Biography of Nabokov:
  http://www.booksfactory.com/writers/nabokov.htm

http://campus.queens.edu/faculty/jannr/Botany/taxonomy.htm is a nice
page on taxonomy - an excerpt:
  Groan-inspiring puns like Phthiria relativitae (a fly whose name sounds
  like "theory of relativity") and Ytu brutus (a beetle) suggest that some
  taxonomists might be drinking out of the specimen bottles.

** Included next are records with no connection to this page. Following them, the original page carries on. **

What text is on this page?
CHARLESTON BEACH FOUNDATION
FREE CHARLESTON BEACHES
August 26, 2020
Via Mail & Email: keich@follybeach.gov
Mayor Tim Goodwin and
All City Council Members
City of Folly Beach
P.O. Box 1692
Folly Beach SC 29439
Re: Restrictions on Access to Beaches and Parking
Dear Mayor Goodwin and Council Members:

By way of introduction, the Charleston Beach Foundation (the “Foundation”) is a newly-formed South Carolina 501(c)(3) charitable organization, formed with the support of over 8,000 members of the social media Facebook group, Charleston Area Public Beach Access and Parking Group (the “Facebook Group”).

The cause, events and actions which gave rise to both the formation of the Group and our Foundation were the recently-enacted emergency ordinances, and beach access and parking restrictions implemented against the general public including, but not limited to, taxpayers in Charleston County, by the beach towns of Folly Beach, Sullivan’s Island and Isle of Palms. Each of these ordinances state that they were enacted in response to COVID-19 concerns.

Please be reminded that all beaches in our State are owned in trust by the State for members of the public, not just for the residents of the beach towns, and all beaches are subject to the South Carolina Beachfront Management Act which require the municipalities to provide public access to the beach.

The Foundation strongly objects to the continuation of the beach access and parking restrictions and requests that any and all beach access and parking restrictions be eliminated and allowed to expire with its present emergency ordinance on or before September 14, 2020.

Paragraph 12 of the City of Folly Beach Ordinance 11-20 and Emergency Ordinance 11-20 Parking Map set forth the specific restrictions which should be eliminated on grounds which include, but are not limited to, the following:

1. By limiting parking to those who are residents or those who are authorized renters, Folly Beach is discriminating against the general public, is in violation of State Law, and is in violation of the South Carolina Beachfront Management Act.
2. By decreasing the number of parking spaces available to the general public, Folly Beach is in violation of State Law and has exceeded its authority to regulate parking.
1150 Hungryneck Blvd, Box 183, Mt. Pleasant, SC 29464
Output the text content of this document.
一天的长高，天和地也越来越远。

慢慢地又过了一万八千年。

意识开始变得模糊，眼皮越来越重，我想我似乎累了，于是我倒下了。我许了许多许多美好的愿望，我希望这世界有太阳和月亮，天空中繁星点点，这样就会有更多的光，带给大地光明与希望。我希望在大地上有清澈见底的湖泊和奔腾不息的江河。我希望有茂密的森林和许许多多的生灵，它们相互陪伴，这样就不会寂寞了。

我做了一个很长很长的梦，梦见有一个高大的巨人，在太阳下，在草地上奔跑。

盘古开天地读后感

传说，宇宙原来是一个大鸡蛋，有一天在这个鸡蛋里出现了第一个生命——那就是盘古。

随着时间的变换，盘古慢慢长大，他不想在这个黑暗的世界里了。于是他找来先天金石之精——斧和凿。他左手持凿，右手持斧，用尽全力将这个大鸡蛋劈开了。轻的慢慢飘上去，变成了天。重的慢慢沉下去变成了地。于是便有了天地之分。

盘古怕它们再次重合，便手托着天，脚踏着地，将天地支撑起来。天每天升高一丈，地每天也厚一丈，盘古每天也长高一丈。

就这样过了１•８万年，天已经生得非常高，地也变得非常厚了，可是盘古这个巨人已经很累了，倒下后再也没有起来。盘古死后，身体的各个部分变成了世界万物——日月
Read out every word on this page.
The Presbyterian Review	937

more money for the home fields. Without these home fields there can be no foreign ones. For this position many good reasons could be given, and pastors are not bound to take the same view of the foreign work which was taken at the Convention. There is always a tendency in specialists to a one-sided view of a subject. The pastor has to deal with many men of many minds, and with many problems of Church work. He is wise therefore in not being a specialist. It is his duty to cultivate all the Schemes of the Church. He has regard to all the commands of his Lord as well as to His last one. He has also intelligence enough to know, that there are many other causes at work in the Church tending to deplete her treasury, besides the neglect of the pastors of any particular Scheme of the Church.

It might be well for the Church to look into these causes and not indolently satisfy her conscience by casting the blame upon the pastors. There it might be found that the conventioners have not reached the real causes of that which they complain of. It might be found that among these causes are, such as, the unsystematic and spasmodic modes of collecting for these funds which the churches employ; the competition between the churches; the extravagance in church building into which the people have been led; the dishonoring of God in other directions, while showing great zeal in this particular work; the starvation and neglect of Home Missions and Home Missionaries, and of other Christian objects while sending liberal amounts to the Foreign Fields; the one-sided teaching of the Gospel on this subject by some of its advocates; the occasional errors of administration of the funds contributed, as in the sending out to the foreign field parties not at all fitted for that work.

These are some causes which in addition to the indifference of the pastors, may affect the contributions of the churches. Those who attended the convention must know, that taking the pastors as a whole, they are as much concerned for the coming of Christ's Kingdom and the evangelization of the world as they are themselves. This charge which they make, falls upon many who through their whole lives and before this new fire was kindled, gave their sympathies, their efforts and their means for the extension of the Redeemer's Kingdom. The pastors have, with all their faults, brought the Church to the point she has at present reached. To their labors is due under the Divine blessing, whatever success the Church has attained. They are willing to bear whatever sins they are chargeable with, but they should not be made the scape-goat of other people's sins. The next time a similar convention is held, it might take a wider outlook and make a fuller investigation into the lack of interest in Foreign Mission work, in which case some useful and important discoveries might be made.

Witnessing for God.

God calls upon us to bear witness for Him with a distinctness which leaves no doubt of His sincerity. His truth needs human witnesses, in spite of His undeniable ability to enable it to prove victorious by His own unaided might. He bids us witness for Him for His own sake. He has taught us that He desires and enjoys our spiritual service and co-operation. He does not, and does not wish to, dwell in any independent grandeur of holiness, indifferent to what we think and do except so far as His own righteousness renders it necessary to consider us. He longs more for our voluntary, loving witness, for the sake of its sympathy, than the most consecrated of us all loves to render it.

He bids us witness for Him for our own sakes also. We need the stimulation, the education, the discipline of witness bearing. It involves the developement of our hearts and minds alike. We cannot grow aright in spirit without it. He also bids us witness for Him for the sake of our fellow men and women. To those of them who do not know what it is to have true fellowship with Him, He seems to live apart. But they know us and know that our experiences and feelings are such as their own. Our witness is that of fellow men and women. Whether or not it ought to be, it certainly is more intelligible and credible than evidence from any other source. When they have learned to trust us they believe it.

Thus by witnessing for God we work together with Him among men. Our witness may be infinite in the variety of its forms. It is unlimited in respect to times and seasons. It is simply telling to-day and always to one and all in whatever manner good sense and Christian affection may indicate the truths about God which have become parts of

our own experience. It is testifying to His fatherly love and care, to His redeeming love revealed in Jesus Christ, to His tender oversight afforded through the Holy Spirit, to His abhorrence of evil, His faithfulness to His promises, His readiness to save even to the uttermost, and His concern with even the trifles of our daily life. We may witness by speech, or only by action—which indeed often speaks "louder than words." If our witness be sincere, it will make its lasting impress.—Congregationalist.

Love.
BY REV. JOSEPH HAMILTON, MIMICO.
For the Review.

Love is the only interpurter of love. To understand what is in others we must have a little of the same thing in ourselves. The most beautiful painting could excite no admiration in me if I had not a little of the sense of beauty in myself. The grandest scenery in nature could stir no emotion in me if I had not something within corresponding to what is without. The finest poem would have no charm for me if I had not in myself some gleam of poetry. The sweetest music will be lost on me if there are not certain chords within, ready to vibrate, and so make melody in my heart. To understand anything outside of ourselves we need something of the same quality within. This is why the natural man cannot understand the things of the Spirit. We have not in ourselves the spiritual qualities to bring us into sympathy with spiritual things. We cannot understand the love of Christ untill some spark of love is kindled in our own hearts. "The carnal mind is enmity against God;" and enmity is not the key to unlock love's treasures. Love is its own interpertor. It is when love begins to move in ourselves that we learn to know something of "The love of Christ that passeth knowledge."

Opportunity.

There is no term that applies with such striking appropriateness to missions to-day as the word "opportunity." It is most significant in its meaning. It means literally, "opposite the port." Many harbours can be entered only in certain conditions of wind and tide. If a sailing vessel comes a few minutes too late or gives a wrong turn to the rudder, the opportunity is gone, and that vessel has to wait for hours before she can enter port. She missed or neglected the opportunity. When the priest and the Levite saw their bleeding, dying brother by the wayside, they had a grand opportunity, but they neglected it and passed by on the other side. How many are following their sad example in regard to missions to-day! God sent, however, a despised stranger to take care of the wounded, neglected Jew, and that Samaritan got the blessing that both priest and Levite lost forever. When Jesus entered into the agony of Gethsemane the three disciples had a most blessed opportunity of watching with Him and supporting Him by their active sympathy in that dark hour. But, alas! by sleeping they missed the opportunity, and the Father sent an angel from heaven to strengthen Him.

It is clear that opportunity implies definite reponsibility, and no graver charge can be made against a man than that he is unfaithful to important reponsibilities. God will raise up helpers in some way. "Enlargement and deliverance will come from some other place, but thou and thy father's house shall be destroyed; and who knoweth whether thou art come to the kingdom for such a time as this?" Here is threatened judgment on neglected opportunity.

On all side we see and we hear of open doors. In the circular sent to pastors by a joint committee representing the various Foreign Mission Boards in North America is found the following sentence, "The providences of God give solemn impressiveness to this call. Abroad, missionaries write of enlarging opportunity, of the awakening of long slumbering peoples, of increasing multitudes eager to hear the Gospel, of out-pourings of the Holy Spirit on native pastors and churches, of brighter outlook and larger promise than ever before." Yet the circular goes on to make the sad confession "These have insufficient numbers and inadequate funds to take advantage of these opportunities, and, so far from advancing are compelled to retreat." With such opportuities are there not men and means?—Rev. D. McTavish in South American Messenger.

If someone has a link to a picture of the celebrated pug moth, do send it
in.

martin

23 comments: ( or Leave a comment )

Allen Edward said...

Hello,

This isn't the whole poem. Perhaps this is an early draft. The actual
name of the poem in "A Discovery," and it's in Volume 2 of the NORTON
ANTHOLOGY OF AMERICAN LITERATURE. The whole poem is much longer, eight
or nine stanzas, I think. These are just the last three stanzas.

Ed Allen

Vermillion, South Dakota

William L. Overal said...

Comments by William L. Overal: The species cited in a comment is a moth and was not described by Nabokov but, rather, in his honor. It is unethical for describers to name species after themselves. Tuesday, February 26, 2008.

Max Barclay said...

As William points out, the 'essay from the web' cited above (in fact by Alexander Zholkovsky) gets it wrong. Eupithecia nabokovi was not described by Nabokov (who was an expert in butterflies, not moths) but by his friend McDunnough in 1946. The name was given to specimens collected by Nabokov in Alta, Utah.
The association of Eupithecia with monkeys, though compelling, is a red herring. The genus Eupithecia, to which the new moth Nabokov caught happened to belong, was named in England in 1825 by John Curtis!

Max Barclay said...

I frequently quote this fantastic poem in lectures and talks about entomology and taxonomy- though I tend to omit the middle stanza which for all sorts of reasons (I can't believe I am just on the verge of being critical about a literary and entomological genius!) is not up to the standard of the other two. The 'fast asleep' (as a euphemism for 'dead') always makes me flinch.